Geminiの「アクティビティ保存オフ」=即時削除ではない。72時間保持を知っておこう

GoogleのGemini Apps Privacy Hubでは、Geminiの「アクティビティの保存」をオフにした場合や一時チャットを利用した場合でも、チャットは72時間アカウントに保持されると説明されています。一方、一時チャットはGoogleのAIモデルのトレーニングには使用されません。初心者が覚えておきたいのは、「履歴に残らない」「学習に使われない」「即座にデータが消える」は別の話だということです。

  • 個人のGoogleアカウントでGeminiを使う人
  • 生成AIへ入力する情報の扱いが気になる人
確認レベル 1 使う前に保存設定を1か所確認
危険度ではなく、必要な確認の程度を表しています。

Geminiで内容を残したくない時は、まずアクティビティ設定を確認してください。その上で、「表示されない=即時消去」とは考えず、本当に入力してよい内容かも一度判断します。

Step 1

身近な事例を知る

Geminiの履歴を残したくないので「アクティビティの保存」をオフにした。これで入力内容は即時削除?

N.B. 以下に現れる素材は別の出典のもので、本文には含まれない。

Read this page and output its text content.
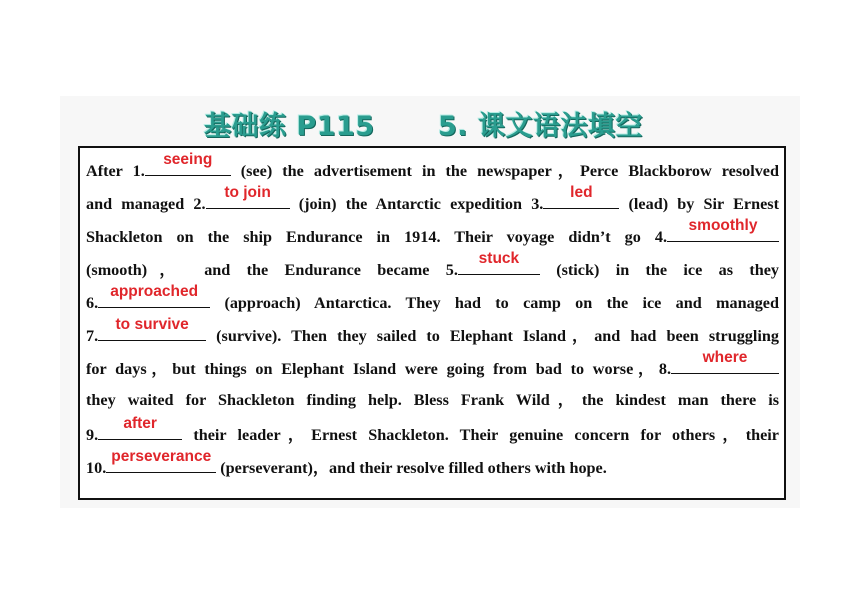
基础练 P115 5. 课文语法填空
After 1.
seeing
(see) the advertisement in the newspaper，Perce Blackborow resolved
and managed 2.
to join
(join) the Antarctic expedition 3.
led
(lead) by Sir Ernest
Shackleton on the ship Endurance in 1914. Their voyage didn’t go 4.
smoothly
(smooth)， and the Endurance became 5.
stuck
(stick) in the ice as they
6.
approached
(approach) Antarctica. They had to camp on the ice and managed
7.
to survive
(survive). Then they sailed to Elephant Island，and had been struggling
for days，but things on Elephant Island were going from bad to worse，8.
where
they waited for Shackleton finding help. Bless Frank Wild，the kindest man there is
9.
after
their leader，Ernest Shackleton. Their genuine concern for others，their
10.
perseverance
(perseverant)，and their resolve filled others with hope.
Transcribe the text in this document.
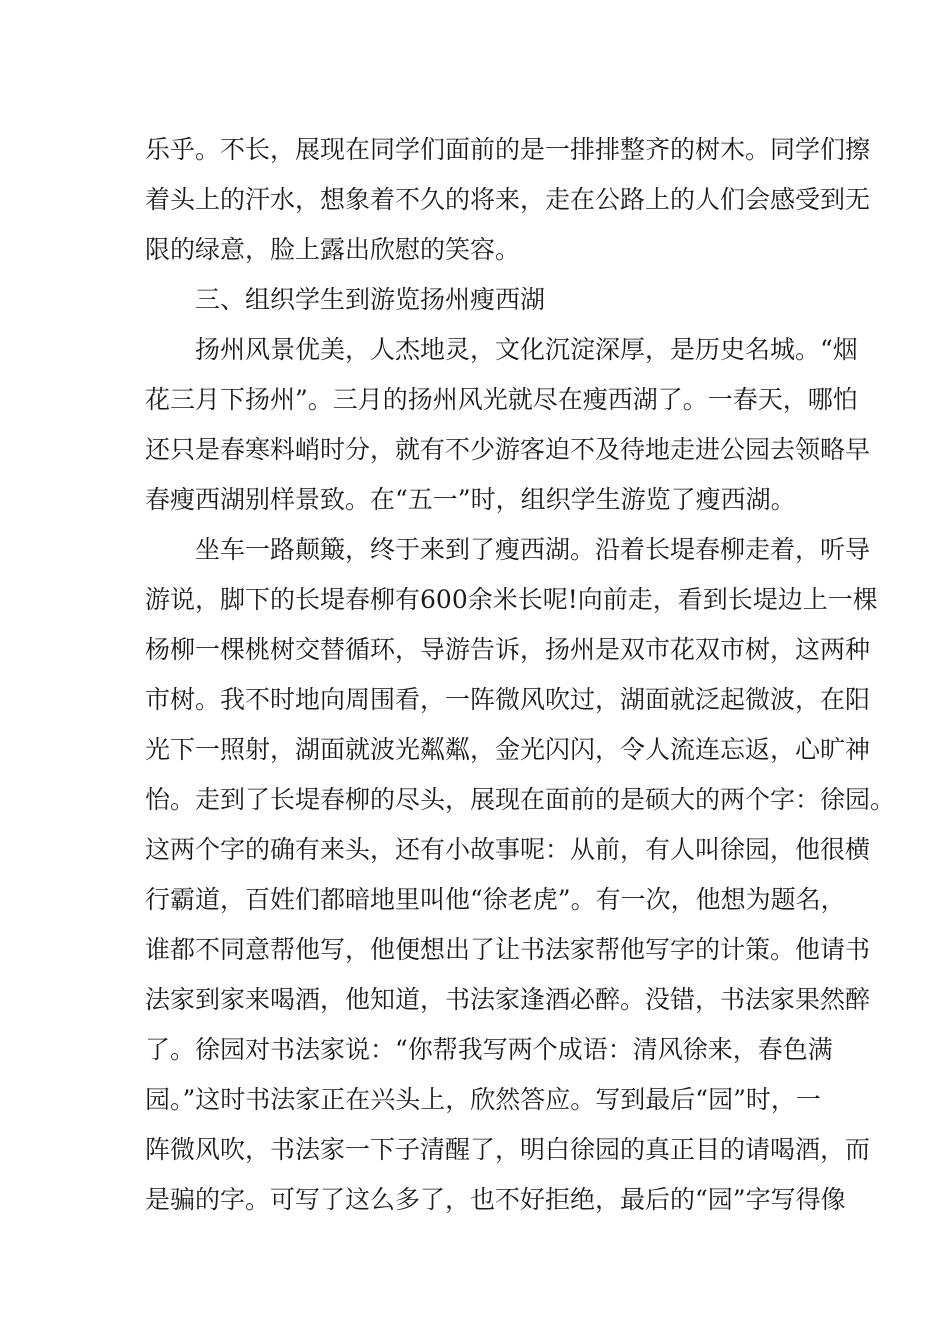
乐乎。不长，展现在同学们面前的是一排排整齐的树木。同学们擦
着头上的汗水，想象着不久的将来，走在公路上的人们会感受到无
限的绿意，脸上露出欣慰的笑容。
三、组织学生到游览扬州瘦西湖
扬州风景优美，人杰地灵，文化沉淀深厚，是历史名城。“烟
花三月下扬州”。三月的扬州风光就尽在瘦西湖了。一春天，哪怕
还只是春寒料峭时分，就有不少游客迫不及待地走进公园去领略早
春瘦西湖别样景致。在“五一”时，组织学生游览了瘦西湖。
坐车一路颠簸，终于来到了瘦西湖。沿着长堤春柳走着，听导
游说，脚下的长堤春柳有600余米长呢!向前走，看到长堤边上一棵
杨柳一棵桃树交替循环，导游告诉，扬州是双市花双市树，这两种
市树。我不时地向周围看，一阵微风吹过，湖面就泛起微波，在阳
光下一照射，湖面就波光粼粼，金光闪闪，令人流连忘返，心旷神
怡。走到了长堤春柳的尽头，展现在面前的是硕大的两个字：徐园。
这两个字的确有来头，还有小故事呢：从前，有人叫徐园，他很横
行霸道，百姓们都暗地里叫他“徐老虎”。有一次，他想为题名，
谁都不同意帮他写，他便想出了让书法家帮他写字的计策。他请书
法家到家来喝酒，他知道，书法家逢酒必醉。没错，书法家果然醉
了。徐园对书法家说：“你帮我写两个成语：清风徐来，春色满
园。”这时书法家正在兴头上，欣然答应。写到最后“园”时，一
阵微风吹，书法家一下子清醒了，明白徐园的真正目的请喝酒，而
是骗的字。可写了这么多了，也不好拒绝，最后的“园”字写得像
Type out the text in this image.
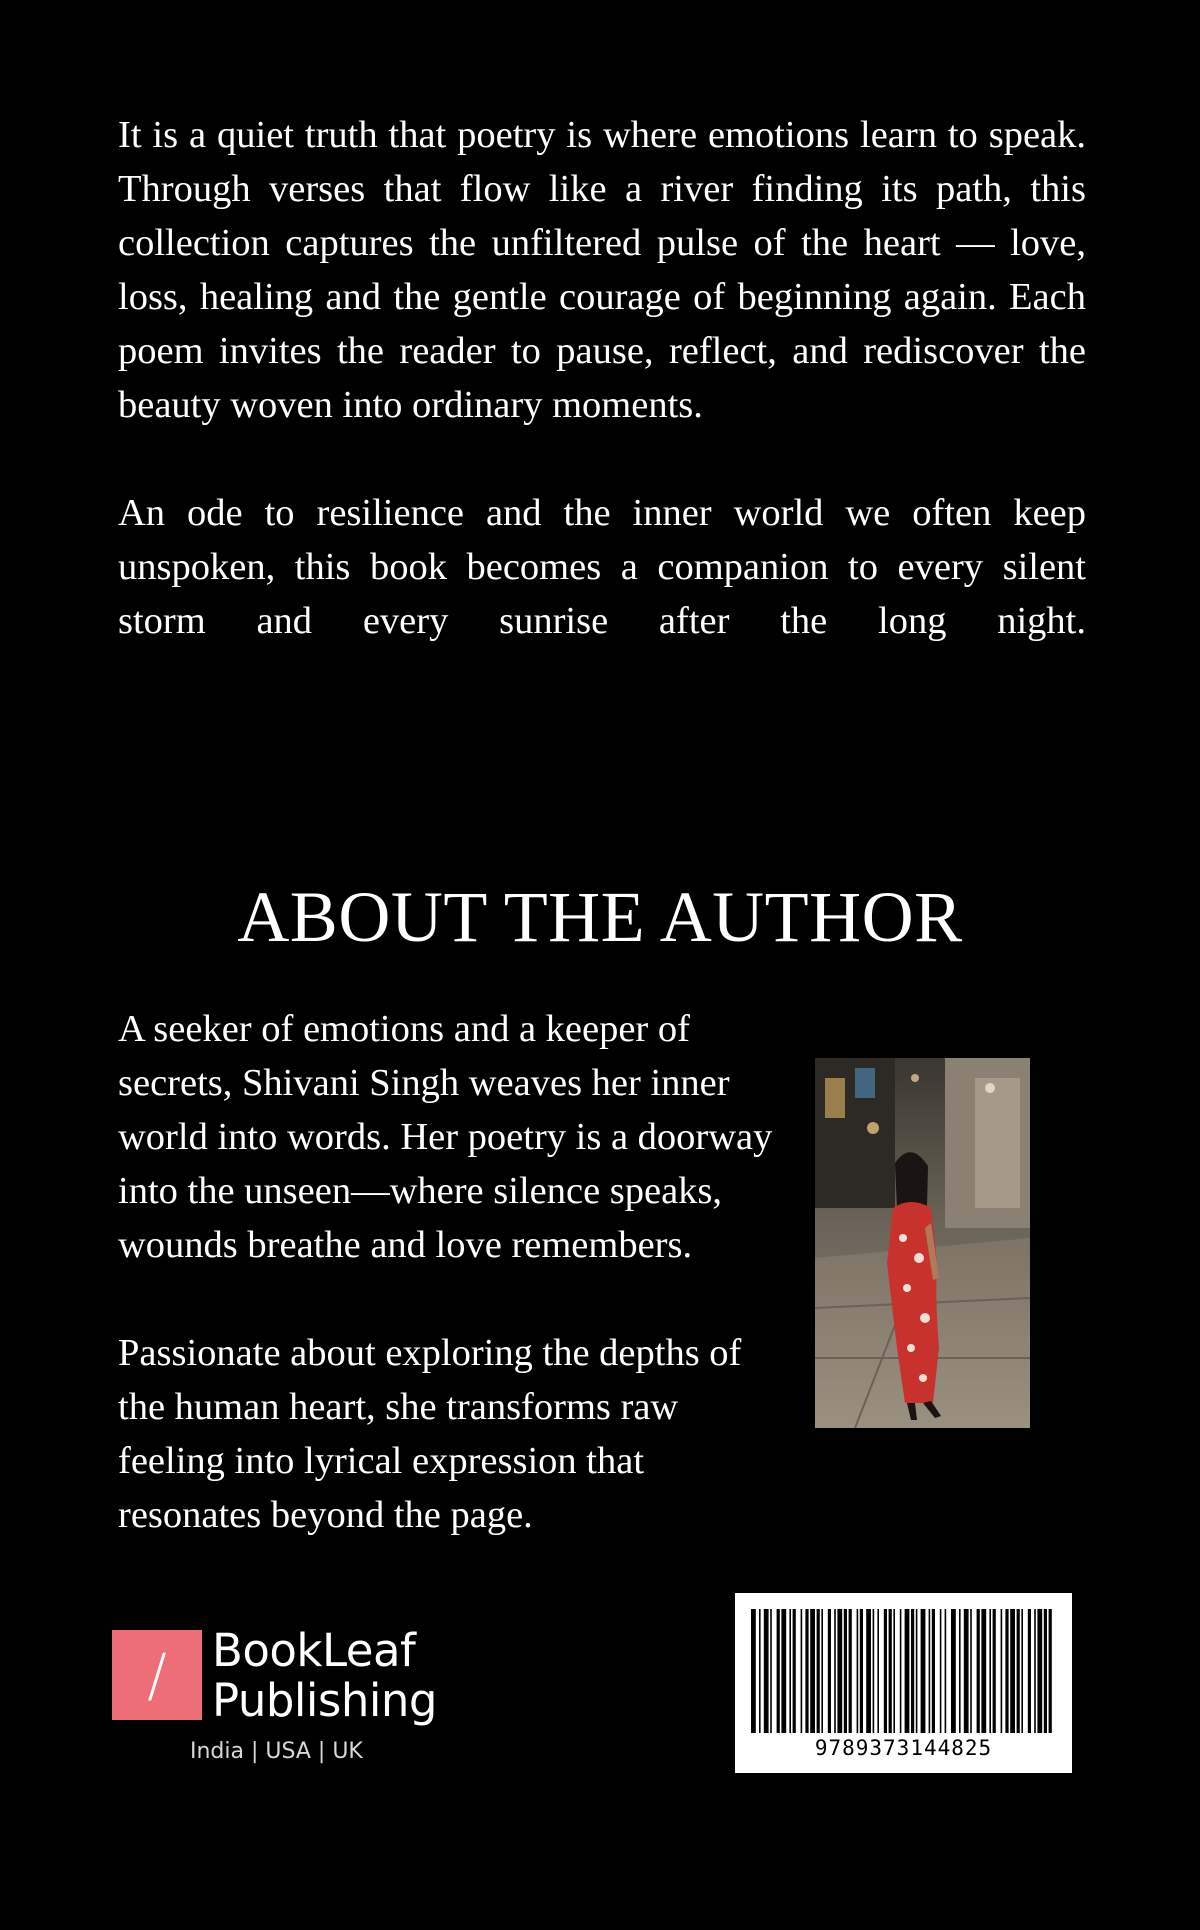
It is a quiet truth that poetry is where emotions learn to speak. Through verses that flow like a river finding its path, this collection captures the unfiltered pulse of the heart — love, loss, healing and the gentle courage of beginning again. Each poem invites the reader to pause, reflect, and rediscover the beauty woven into ordinary moments.

An ode to resilience and the inner world we often keep unspoken, this book becomes a companion to every silent storm and every sunrise after the long night.

ABOUT THE AUTHOR

A seeker of emotions and a keeper of secrets, Shivani Singh weaves her inner world into words. Her poetry is a doorway into the unseen—where silence speaks, wounds breathe and love remembers.

Passionate about exploring the depths of the human heart, she transforms raw feeling into lyrical expression that resonates beyond the page.

/	BookLeaf
Publishing
India | USA | UK	9789373144825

設定をオフにしたので、利用者は「入力した内容はその場で完全に消える」と考えました。しかしGoogleの公式説明では、サービス提供や安全性確保などの目的でチャットは72時間保持されます。

Step 2

あなたならどうする?

Geminiで「アクティビティの保存」をオフにしました。正しい理解はどれ?
Step 3

確認ポイント

優先して確認

履歴に表示されるか

アクティビティの保存をオフにした今後のチャットはGemini Apps Activityには表示されません。

優先して確認

何時間保持されるか

Googleは保存オフ時と一時チャットについて72時間の保持を案内しています。

優先して確認

モデル改善へ使われるか

一時チャットはGoogle AIのモデル訓練には使用されません。保存オフ後のチャットも、フィードバックを送信した場合を除きモデル改善には使用されないと説明されています。

できれば確認

フィードバックを送ったか

低評価などでフィードバックを送る場合、関連する会話やコンテンツの取り扱いが変わるため、通常の保存オフ時とは分けて考えます。

Step 4

現時点での見立て

確度は高めプライバシー設定は「履歴」「モデル改善」「保持期間」を分けて読む

Geminiでは、アクティビティ保存オフや一時チャットによって履歴やモデル改善への利用を抑えられますが、それはデータが瞬時に消去されるという意味ではありません。設定を正しく理解すれば、必要以上に怖がらず、自分の用途に合ったモードを選べます。

Step 5

安全な対処方法

安心につながる行動

  • Gemini Apps Activityの設定を一度確認する現在どの保存設定で利用しているか把握できます。
  • 残したくない会話では一時チャットを検討する通常チャットとは異なるデータ利用条件を選べます。
  • 住所・パスワード・秘密情報などは設定に関係なく必要性を考えてから入力するプライバシー設定は、何を入力しても安全になる魔法のスイッチではありません。

避けたい行動

  • 保存オフを「完全なゼロ保存」と読み替える公式説明では72時間保持されます。
  • 履歴に見えないのでデータが存在しないと考える画面上の履歴表示とサービス側の保持期間は別です。
  • 設定が複雑だからプライバシー機能を使わない設定には実際の効果があるため、意味を知って利用すれば便利です。
Step 6

AIの前向きな活用

会話の用途に合わせて通常チャットと一時チャットを使い分ける

残して後から続けたい相談と、一度だけ使いたい相談を同じ扱いにする必要はありません。保存設定の意味を知ることで、AIを用途別に使い分けられます。

  • 継続して考えたい旅行計画は通常チャットを使う
  • 一度だけ文章の言い換えを試す場合は一時チャットを検討する
  • 保存設定を変更した後に現在の状態を確認する
誠のアイコン

誠主任からひとこと

「履歴に残らない」と聞くと、「その場で完全に消える」と受け取りやすいですよね。でもAIサービスでは、履歴表示、モデル改善への利用、サービス運用上の保持は別々に決められていることがあります。全部の利用規約を覚える必要はありません。まず自分がよく使うAI一つだけ、保存設定を見ておく。それだけでも十分なAIリテラシーだと思います。

今回、覚えておきたいこと

「履歴に残らない」「学習に使われない」「保存されない」は同じ意味ではない。